参考:「高額療養費制度を利用される皆さまへ

不要な理由

利用する可能性が低いから

何度か触れたように、がんの治療に使われる高額な先進医療である陽子線治療と重粒子線治療を利用する人は、がん患者数全体の0.2%です。

500人いたら1人しか利用しないものに保険料をかける必要はないと考える人がいるのも不思議ではありません。確率で考えるのであれば、特約を付けないのもアリでしょう。

先進医療特約を付けるべきか迷った際に考えること

結局のところ、先進医療特約を付けるかどうかは各々の価値観で決めるべきではありますが、それで解決すればわざわざ検索して調べませんよね。

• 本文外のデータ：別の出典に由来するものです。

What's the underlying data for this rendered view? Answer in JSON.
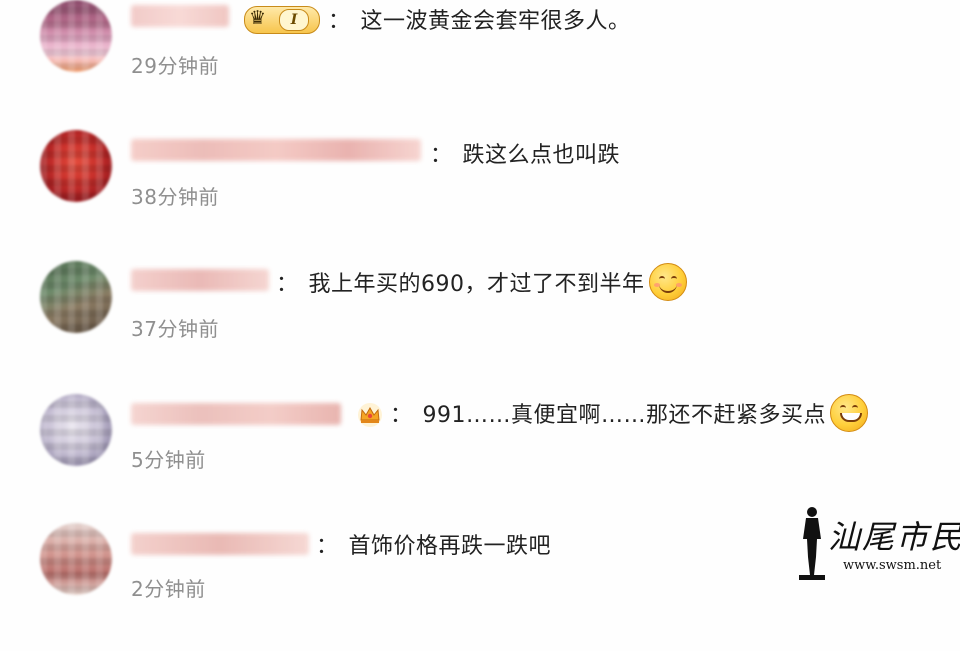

そこで、最後に先進医療特約を付けるか否かの判断基準をいくつかお伝えします。

先進医療で高額の自己負担が発生する可能性があるかどうか

「500人に1しか高額な先進医療を使っていない」と考えるか「500人に1人も先進医療を使っている」と考えるかの違いが大きいです。

0.2%という数字を可能性があると捉えている人は加入すればいいですし、自分は大丈夫だろうと思っている人は加入しなくていいでしょう。

安心を得たいかどうか

がんになって先進医療を受けているところを想像してみてください。300万円の医療費請求をされる可能性を考えて、不安に思う人は特約を付ければ安心を買ったと言えます。

がん家系かどうか

先進医療のうち高額なものはがんの治療に使われるものですから、がんになりやすいと思われる人は特約を付けることをおすすめします。

しかし、がんに対しての心配があるのなら、まずはがん保険から検討をしましょう。がん保険はがんに特化した保険で、がんになった場合に手厚い保障を受けられます。

50代に近づいているか

確率で考えれば、がんの罹患リスクが高まるのは50代以降です。

それより年齢を重ねれば重ねるほどリスクが上がり、陽子線治療や重粒子線治療を利用する可能性も高まります。若い年代に比べ50代前後の人やそれ以降の人ほど、先進医療特約の利用可能性も高くなると言えるでしょう。

まとめ

いかがでしたでしょうか。先進医療特約は利用する可能性が低いですが、その代わり毎月の保険料は60~100円程度に収まっています。

FPや保険代理店などに保険の相談をする際は、実際に先進医療特約を利用して保険金を受け取った人はどのぐらいいるのか、特約を付けている人(付けていない人)はなぜそうしているのかなどを確認しておくとより納得の行く決断ができるでしょう。